TPC-H is a database benchmark. It is maintained by the Transaction Processing Council and the H benchmark is specifically testing the database using business relevant data and questions. The goal of the benchmark is to test how well a database stores and answers business needs.

⇒ https://www.tpc.org/tpch/default5.asp

This seems like a very useful test to do for multivalue and one that I'm surprised doesn't already exist. Though it could be that I just haven't found it yet.

I think the data needs to be first understand and mapped into a multivalue way of thinking as doing it just like how SQL does it would defeat the purpose of using multivalue.

TPC-H - Benchmark Documents

The first thing to do is to request the TPC-H benchmark files from the TPC site.

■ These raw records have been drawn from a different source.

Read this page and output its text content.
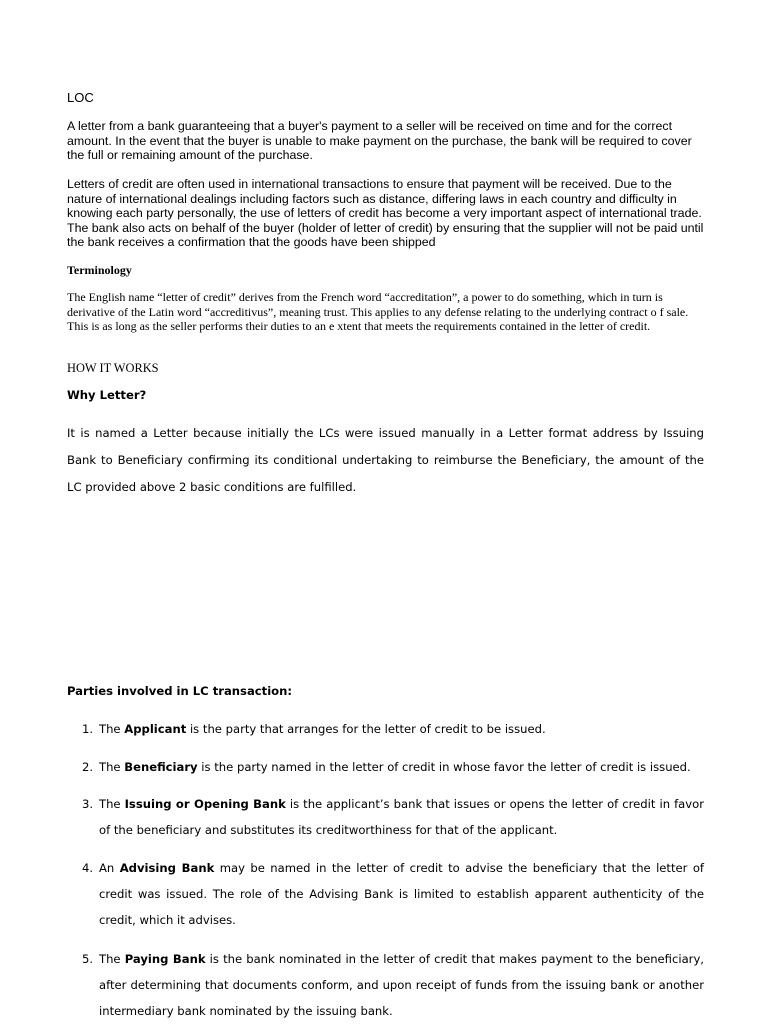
LOC

A letter from a bank guaranteeing that a buyer's payment to a seller will be received on time and for the correct amount. In the event that the buyer is unable to make payment on the purchase, the bank will be required to cover the full or remaining amount of the purchase.

Letters of credit are often used in international transactions to ensure that payment will be received. Due to the nature of international dealings including factors such as distance, differing laws in each country and difficulty in knowing each party personally, the use of letters of credit has become a very important aspect of international trade. The bank also acts on behalf of the buyer (holder of letter of credit) by ensuring that the supplier will not be paid until the bank receives a confirmation that the goods have been shipped

Terminology

The English name “letter of credit” derives from the French word “accreditation”, a power to do something, which in turn is derivative of the Latin word “accreditivus”, meaning trust. This applies to any defense relating to the underlying contract o f sale. This is as long as the seller performs their duties to an e xtent that meets the requirements contained in the letter of credit.

HOW IT WORKS

Why Letter?

It is named a Letter because initially the LCs were issued manually in a Letter format address by Issuing Bank to Beneficiary confirming its conditional undertaking to reimburse the Beneficiary, the amount of the LC provided above 2 basic conditions are fulfilled.

Parties involved in LC transaction:

1. The Applicant is the party that arranges for the letter of credit to be issued.
2. The Beneficiary is the party named in the letter of credit in whose favor the letter of credit is issued.
3. The Issuing or Opening Bank is the applicant’s bank that issues or opens the letter of credit in favor of the beneficiary and substitutes its creditworthiness for that of the applicant.
4. An Advising Bank may be named in the letter of credit to advise the beneficiary that the letter of credit was issued. The role of the Advising Bank is limited to establish apparent authenticity of the credit, which it advises.
5. The Paying Bank is the bank nominated in the letter of credit that makes payment to the beneficiary, after determining that documents conform, and upon receipt of funds from the issuing bank or another intermediary bank nominated by the issuing bank.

This involves submitting your e-mail and getting a download link.

The zip contains the dbgen tool to generate the data and it contains a PDF with the specification. It has the schema of the tables and it contains the business questions that will be used for the benchmark. They also have sample SQL commands.

Sqlite Benchmark

However before that, I want to get the benchmark running with sqlite as that will give me something to compare to. The end goal is to compare to postgres.

This is the link to a sqlite database that you can download that has the relevant data. This is a the smallest case. To get the larger tests, I would need to run the data generation tool.

⇒ https://github.com/lovasoa/TPCH-sqlite

This link has the queries that need to be run, for the benchmark there is a total of 22 queries to execute.

⇒ https://github.com/CrunchyData/crunchy-bridge-for-analytics-examples

The queries are written for postgres so they need some massaging to work with sqlite.

This link has the answers for each of the queries.

⇒ https://github.com/electrum/tpch-dbgen

I was able to get this all loaded and working pretty easily. The great thing was that I didn't need to generate the test database as I just wanted to get a feel for the data first.

MongoDB Benchmark

There have been some papers that have looked at porting the TPC-H benchmark to mongodb. They had to port the schema to be a document and also wrote programs to run the queries. Mongodb will likely be a better comparison to multivalue as it is more similar. It will be good to get the comparisons in general though.

⇒ https://www.ifi.uzh.ch/dam/jcr:ffffffff-96c1-007c-0000-000010c732ce/VertiefungRutishauser.pdf

Future Plans

The goal is to first get the smallest dataset ported to multivalue and do a test.

The big thing is that this will likely be an apples to oranges comparison as Pick basically requires using BASIC to answer the query as the query language itself is not that powerful.

This is looking to be a useful project as this will also allow us to compare the flavors of pick against each other in addition to comparing against SQL databases and NoSQL databases.

References

An example of getting the TPC-H dataset working in postgres. It has the file sizes of the generated table files and also has timing for postgres.

⇒ https://myfpgablog.blogspot.com/2016/08/tpc-h-queries-on-postgresql.html

Snowflake's document on TPC-H:

⇒ https://docs.snowflake.com/en/user-guide/sample-data-tpch